El Greco lightened things up in his 1580 version. Mary’s gaze is heavenward instead of inward, and the color of her scarlet clothing has been transferred to her relaxed tresses. Mary hasn’t parted with the skull, but her contrition is made gently theatrical in a hand-to-heart pose. This is but one of many examples which use her body language to identify the demonstrative saint.
|“Mary Magdalen in Penitence”|
El Greco. c. 1580
(Szépművészeti Múzeum, Budapest, Hungary)
This candid side of Mary is most apparent in crucifixion tableaus. Hans Memling depicts her clinging to the cross beneath Jesus’ feet in the “Triptych of Jan Crabbe.” This common pose, while opposing Scripture’s description of the women watching from afar, foreshadows the account of Mary with the resurrected Christ, in which Jesus tells her, “Do not cling to Me, for I have not yet ascended to the Father.”
Perhaps it is this expressive side of Mary that is so endearing to us – she is not at all afraid of the Lord. She is not afraid to touch him, and she is not afraid to pour out her tears – and her heart – at His feet. She clings to Him. Her thankfulness is deep and genuine and points to a great release from her past. We should be so demonstrative.

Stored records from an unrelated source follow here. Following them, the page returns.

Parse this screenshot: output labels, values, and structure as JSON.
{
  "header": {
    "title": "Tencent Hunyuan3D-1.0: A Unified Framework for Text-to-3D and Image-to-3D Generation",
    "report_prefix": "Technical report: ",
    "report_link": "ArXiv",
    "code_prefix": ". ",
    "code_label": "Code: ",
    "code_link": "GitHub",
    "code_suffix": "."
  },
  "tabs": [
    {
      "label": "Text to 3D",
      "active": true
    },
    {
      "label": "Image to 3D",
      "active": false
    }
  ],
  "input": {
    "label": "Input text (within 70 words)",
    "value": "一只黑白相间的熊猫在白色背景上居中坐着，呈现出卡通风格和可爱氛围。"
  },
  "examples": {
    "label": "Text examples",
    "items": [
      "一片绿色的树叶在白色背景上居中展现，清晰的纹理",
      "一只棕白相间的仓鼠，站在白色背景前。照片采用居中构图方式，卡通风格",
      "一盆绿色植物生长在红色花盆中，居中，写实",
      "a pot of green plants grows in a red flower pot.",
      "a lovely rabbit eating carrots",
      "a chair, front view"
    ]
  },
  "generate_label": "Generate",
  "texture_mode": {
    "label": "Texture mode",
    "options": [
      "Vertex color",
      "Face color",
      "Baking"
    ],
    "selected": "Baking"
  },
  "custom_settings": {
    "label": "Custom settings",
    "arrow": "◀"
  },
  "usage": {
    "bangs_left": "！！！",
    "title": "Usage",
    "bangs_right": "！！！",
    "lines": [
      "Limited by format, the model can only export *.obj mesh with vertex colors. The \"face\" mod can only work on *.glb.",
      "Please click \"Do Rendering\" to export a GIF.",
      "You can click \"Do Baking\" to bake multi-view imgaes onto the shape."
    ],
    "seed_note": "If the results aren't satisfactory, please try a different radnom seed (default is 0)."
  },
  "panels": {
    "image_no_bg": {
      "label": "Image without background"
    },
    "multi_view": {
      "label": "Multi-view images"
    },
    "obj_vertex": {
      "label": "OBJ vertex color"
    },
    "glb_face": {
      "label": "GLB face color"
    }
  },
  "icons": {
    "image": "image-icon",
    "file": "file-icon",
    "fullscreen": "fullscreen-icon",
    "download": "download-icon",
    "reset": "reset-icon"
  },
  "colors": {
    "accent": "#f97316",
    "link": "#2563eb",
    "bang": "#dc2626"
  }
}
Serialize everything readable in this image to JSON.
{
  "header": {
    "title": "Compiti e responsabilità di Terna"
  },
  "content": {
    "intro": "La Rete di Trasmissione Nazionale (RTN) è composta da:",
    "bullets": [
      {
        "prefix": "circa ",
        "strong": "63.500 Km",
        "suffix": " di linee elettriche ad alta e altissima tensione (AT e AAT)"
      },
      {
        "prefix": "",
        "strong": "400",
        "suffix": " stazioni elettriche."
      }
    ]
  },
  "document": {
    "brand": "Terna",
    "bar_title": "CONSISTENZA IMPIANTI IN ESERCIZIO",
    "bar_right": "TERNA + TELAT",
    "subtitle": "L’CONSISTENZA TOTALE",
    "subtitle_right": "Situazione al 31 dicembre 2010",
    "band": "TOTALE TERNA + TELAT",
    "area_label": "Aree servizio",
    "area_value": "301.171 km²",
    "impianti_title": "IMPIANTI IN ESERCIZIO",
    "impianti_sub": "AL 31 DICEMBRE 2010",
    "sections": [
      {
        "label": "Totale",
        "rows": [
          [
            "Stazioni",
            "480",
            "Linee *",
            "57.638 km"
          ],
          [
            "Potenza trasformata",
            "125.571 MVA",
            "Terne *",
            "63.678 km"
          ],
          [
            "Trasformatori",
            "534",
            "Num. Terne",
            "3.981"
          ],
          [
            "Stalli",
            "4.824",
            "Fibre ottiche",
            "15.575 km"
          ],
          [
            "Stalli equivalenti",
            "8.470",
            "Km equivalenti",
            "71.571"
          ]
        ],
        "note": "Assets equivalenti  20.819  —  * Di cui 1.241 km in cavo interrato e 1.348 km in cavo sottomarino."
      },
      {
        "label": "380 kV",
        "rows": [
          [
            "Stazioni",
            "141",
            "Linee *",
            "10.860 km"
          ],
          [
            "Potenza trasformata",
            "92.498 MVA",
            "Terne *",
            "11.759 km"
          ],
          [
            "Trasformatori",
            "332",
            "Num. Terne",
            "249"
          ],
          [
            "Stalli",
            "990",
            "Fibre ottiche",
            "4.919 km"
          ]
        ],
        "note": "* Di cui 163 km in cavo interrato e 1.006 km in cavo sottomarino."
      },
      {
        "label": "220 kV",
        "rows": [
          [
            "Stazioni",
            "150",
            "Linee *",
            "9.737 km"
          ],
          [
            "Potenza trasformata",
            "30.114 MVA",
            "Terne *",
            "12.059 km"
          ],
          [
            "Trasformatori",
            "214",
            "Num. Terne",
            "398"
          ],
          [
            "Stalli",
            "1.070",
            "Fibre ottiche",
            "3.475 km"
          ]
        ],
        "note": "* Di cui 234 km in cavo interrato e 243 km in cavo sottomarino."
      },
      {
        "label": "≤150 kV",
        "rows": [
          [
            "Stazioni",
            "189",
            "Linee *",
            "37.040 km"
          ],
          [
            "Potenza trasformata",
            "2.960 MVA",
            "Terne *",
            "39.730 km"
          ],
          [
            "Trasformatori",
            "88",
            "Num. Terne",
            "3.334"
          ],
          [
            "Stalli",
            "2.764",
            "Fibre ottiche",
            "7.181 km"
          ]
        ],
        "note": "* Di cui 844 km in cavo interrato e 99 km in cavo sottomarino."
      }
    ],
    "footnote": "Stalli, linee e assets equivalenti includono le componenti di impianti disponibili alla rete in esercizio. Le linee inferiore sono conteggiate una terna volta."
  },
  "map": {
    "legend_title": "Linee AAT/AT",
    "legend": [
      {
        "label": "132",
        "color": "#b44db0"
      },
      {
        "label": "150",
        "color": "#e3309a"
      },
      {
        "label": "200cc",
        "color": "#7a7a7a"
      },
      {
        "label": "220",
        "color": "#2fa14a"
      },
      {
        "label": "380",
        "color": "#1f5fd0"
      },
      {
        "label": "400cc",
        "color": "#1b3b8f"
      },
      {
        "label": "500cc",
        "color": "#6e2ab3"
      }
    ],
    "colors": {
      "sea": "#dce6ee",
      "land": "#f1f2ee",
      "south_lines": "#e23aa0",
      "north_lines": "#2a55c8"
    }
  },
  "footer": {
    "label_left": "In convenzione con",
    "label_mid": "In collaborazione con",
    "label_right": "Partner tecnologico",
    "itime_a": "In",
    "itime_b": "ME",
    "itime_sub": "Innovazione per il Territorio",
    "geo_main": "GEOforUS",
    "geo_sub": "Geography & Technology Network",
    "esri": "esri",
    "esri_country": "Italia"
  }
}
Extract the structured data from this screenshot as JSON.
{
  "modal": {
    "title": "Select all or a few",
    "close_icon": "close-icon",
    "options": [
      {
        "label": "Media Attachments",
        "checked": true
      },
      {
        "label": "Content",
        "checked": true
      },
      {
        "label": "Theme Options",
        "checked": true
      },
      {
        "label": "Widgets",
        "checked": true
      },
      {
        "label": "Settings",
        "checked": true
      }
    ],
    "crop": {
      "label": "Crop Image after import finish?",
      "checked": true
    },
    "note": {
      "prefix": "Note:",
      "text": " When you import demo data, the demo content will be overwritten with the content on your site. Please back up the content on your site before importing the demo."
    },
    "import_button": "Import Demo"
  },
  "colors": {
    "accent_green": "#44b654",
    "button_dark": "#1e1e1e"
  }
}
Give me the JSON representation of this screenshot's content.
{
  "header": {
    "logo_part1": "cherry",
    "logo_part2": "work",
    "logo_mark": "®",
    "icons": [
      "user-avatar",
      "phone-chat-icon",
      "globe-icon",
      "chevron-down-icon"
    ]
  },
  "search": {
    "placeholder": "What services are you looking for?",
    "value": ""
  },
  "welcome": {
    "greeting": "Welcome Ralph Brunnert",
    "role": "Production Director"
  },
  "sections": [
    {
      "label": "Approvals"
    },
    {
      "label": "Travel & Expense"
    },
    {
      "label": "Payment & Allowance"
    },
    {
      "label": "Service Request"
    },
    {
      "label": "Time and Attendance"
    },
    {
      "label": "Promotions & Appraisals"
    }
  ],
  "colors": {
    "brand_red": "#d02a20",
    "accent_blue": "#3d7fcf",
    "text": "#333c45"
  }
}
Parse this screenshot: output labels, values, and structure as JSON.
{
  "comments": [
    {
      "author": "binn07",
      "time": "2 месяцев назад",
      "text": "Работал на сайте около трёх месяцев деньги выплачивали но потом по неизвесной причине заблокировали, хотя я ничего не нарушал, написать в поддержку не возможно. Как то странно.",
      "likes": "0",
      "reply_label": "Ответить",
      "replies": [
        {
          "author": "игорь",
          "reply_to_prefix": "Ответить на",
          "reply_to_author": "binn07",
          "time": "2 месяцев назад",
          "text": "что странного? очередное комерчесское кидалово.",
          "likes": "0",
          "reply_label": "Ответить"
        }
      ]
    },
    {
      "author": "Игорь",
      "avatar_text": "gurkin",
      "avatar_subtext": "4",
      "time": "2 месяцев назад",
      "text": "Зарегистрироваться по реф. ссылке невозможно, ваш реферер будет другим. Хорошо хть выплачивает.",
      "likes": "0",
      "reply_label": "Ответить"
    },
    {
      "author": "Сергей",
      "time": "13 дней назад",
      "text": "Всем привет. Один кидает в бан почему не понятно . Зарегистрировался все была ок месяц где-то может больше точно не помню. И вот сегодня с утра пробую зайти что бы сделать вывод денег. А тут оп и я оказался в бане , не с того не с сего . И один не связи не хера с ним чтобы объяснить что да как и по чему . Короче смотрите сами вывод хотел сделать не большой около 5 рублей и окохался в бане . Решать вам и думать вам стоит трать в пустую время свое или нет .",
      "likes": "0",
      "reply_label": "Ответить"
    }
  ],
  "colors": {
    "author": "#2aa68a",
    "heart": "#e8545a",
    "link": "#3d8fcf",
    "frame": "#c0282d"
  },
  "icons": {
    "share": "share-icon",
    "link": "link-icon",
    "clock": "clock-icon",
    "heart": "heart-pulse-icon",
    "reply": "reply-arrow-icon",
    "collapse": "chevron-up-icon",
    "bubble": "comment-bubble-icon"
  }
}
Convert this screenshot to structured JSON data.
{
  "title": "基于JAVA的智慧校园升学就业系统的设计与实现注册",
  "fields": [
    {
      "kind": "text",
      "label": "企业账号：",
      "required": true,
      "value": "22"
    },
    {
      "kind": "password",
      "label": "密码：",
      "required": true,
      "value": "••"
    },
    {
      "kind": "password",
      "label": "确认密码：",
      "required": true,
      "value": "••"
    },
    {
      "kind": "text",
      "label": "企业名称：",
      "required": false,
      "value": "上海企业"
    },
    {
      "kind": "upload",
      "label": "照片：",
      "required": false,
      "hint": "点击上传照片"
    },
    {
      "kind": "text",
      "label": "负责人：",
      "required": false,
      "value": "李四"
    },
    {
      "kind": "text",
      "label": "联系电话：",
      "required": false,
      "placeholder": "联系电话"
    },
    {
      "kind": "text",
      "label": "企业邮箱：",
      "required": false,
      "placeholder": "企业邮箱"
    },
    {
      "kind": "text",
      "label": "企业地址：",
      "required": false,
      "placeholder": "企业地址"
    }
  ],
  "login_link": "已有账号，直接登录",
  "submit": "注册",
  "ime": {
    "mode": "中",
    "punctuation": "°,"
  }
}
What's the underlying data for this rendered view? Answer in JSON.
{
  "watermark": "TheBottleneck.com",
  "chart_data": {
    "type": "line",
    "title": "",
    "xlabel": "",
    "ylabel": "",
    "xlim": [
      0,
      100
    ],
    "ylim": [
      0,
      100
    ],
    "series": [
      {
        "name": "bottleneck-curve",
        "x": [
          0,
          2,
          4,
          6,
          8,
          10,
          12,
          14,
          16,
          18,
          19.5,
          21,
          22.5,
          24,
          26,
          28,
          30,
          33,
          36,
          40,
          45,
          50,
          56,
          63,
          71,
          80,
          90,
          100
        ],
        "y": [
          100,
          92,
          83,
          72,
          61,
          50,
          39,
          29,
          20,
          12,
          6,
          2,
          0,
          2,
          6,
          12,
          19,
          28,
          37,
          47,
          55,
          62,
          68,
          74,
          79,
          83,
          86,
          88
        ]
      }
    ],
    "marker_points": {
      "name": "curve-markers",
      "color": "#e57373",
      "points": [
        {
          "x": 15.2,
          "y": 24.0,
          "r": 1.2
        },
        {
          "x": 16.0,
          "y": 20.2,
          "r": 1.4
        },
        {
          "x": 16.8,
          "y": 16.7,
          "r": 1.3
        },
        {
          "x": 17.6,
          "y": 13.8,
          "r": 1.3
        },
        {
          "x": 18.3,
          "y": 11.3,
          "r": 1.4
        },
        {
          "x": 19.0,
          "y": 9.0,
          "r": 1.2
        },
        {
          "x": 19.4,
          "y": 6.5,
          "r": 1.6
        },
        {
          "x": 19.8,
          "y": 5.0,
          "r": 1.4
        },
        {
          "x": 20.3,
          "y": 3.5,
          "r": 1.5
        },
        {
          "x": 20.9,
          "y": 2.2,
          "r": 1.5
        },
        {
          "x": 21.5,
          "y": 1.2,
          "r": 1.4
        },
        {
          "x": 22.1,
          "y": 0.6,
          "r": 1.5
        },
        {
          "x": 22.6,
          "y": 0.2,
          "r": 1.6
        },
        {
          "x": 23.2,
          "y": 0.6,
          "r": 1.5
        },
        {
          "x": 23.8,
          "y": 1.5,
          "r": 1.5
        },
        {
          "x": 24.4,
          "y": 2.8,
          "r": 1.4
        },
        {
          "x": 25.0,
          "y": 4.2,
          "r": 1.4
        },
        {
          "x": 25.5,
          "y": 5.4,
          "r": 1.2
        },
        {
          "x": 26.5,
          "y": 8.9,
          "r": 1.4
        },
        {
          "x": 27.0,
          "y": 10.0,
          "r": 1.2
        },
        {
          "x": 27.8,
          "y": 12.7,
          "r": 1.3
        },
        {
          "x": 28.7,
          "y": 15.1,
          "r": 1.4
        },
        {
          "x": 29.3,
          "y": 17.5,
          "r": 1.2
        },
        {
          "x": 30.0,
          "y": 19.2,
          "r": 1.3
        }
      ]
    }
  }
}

Mary Magdalene was no plaster saint, and her demons were very real. As with all the saints, her sinfulness hits uncomfortably close to home, and that is good. When remembering those who continue to suffer the presence of “other demons,” I go to an unlikely place – the Collect of Peace. When read with mental illness in mind, some of its phrases become stunningly appropriate:
|“Triptych of Jan Crabbe”|
Hans Memling. 1467-70.
(Museo Civico, Vicenza, Italy)
“O God, from whom all holy desires, all good counsels, and all just works do proceed; Give unto thy servants that peace which the world cannot give; that our hearts may be set to obey Thy commandments, and also that by Thee, we, being defended from the fear of our enemies, may pass our time in rest and quietness, through the merits of Jesus Christ our Savior. Amen.
Passing time in rest and quietness through our Lord’s merits is, indeed, enough to ease any troubled mind.